Bisher habe sie noch nie gegen den Willen eines Elternteils den wechselnden Aufenthalt eines Kindes bestimmt, sagt Ariane Künzler, Richterin am Potsdamer Familiengericht. Ein Wechselmodell könne nur funktionieren, wenn die Eltern „über erhöhte Kommunikationsfähigkeit und Kooperationsbereitschaft“ verfügten. Andernfalls, so die Familienrichterin, sei eine große Anzahl von Schwierigkeiten vorprogrammiert.

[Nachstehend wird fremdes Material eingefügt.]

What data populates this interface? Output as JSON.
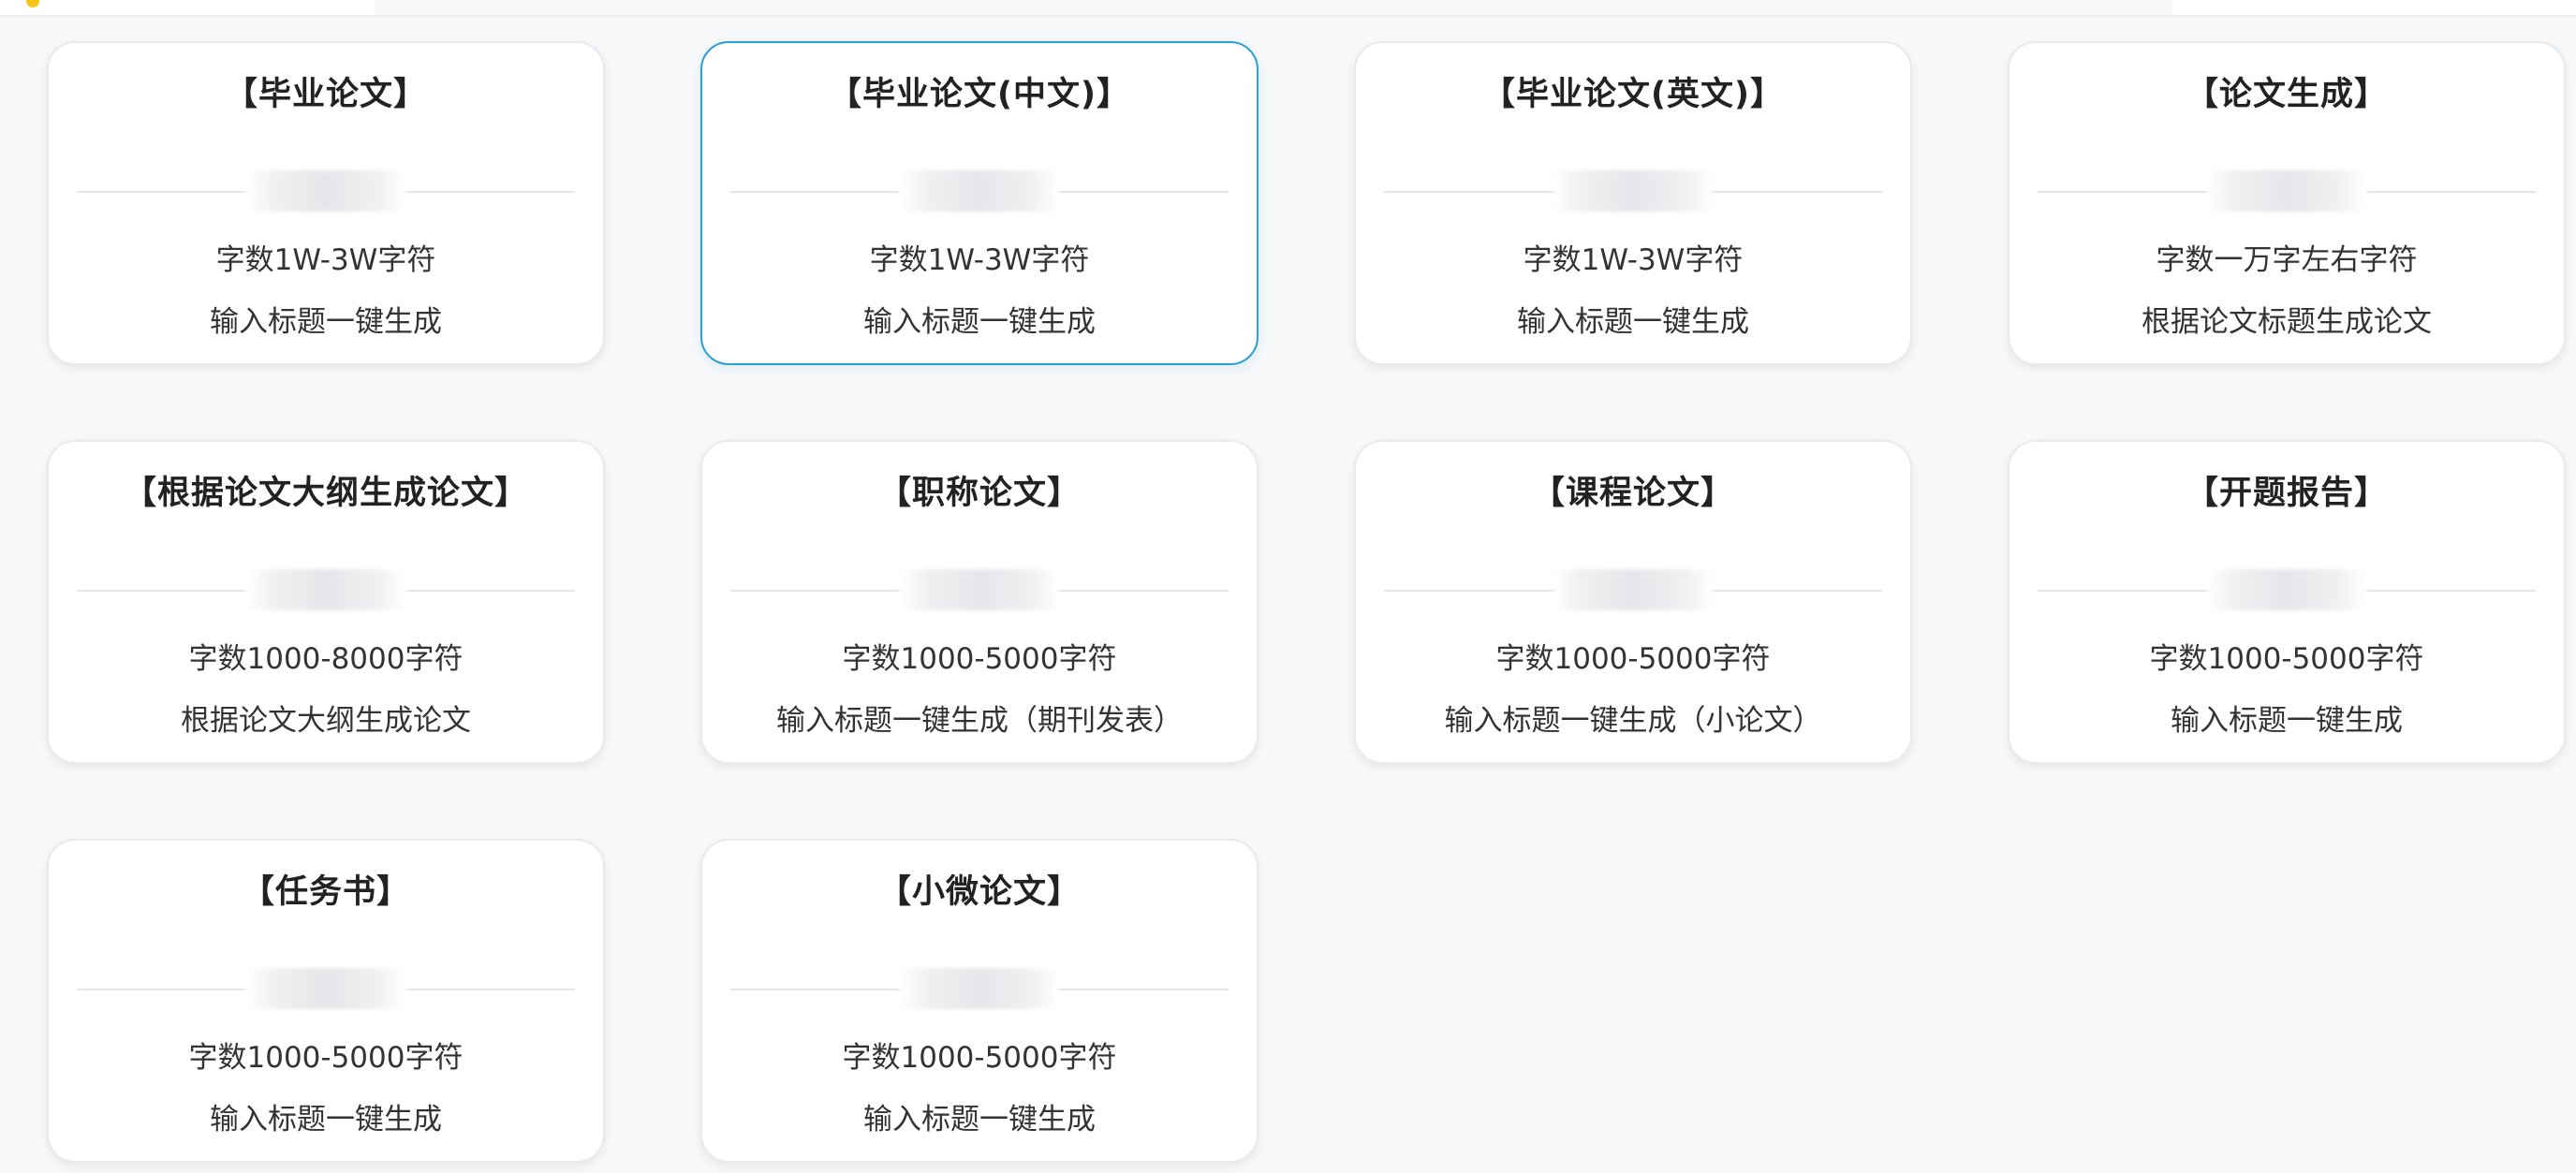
{
  "cards": [
    {
      "title": "【毕业论文】",
      "price": "",
      "line1": "字数1W-3W字符",
      "line2": "输入标题一键生成"
    },
    {
      "title": "【毕业论文(中文)】",
      "price": "",
      "line1": "字数1W-3W字符",
      "line2": "输入标题一键生成"
    },
    {
      "title": "【毕业论文(英文)】",
      "price": "",
      "line1": "字数1W-3W字符",
      "line2": "输入标题一键生成"
    },
    {
      "title": "【论文生成】",
      "price": "",
      "line1": "字数一万字左右字符",
      "line2": "根据论文标题生成论文"
    },
    {
      "title": "【根据论文大纲生成论文】",
      "price": "",
      "line1": "字数1000-8000字符",
      "line2": "根据论文大纲生成论文"
    },
    {
      "title": "【职称论文】",
      "price": "",
      "line1": "字数1000-5000字符",
      "line2": "输入标题一键生成（期刊发表）"
    },
    {
      "title": "【课程论文】",
      "price": "",
      "line1": "字数1000-5000字符",
      "line2": "输入标题一键生成（小论文）"
    },
    {
      "title": "【开题报告】",
      "price": "",
      "line1": "字数1000-5000字符",
      "line2": "输入标题一键生成"
    },
    {
      "title": "【任务书】",
      "price": "",
      "line1": "字数1000-5000字符",
      "line2": "输入标题一键生成"
    },
    {
      "title": "【小微论文】",
      "price": "",
      "line1": "字数1000-5000字符",
      "line2": "输入标题一键生成"
    }
  ],
  "selected_index": 1,
  "colors": {
    "accent": "#2a9fd6",
    "card_border": "#e7eaee",
    "background": "#f7f8fa"
  }
}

„Eltern im Wechselmodell kommen immer wieder zur Beratung“, sagt George Papadopoulos, Psychologe und Geschäftsführer der Potsdamer Betreuungshilfe e.V. . Im Kopf der Erwachsenen sei nur das „mathematische Aushandeln der Umgangszeiten“ gerecht. Tatsächlich trage es aber in keinem Fall „zum Wohle des Kindes“ bei, so Papadopoulos. In seinem Verein würden jährlich über 50 Umgangskonzepte mit Elternpaaren vereinbart. In den vier bis sechs Beratungen pro Fall ginge es vor allem darum, einen Lebenskontext zu stricken, der vor allem gut für die Entwicklung des Kindes sei, erklärt der Psychologe. Wechselmodelle seien ganz selten darunter.

Evas Zuhause sind klar getrennt. Die Eltern wollen keinerlei Berührungspunkte. Doreen M. und Hans K. geben im Kampf um ihr Kind nicht nach. „Weil sie dem jeweils anderen nicht zutrauen, das gemeinsame Kind ebenso gut zu umsorgen, wie sie selbst“, sagt Reisenweber. Der stete Umfeldwechsel sei „schleichende Kindeswohlgefährdung“, sagt die Teamleiterin, die auch Spätfolgen fürchtet. Im Sinne des Kindes müsse deshalb schnell ein Kompromiss gefunden werden. Das ist, worauf sie in einer Vielzahl von Beratungsgesprächen immer wieder dringt. Auch ein Umgangsvater oder eine Umgangsmutter könne ein gutes Elternteil sein. Trotzdem würde die Sozialpädagogin ein gemeinsames Sorgerecht dem alleinigen Sorgerecht vorziehen. Seit der Novellierung des Kindsschaftsrechts im Juli 1998 können auch nicht-verheiratete Paare gemeinsame Sorge für ihr Kind übernehmen. In diesen zehn Jahren wurden alleine in Potsdam 3163 solcher Sorgerechtserklärungen beurkundet. Wie viele der Eltern inzwischen wieder getrennt seien, werde statistisch nicht erfasst, sagte Stadtsprecherin Rita Haack.

In dieser Woche ist die letzte Anhörung vor dem Familiengericht. Dann wird endgültig entschieden, wie Eva geteilt wird.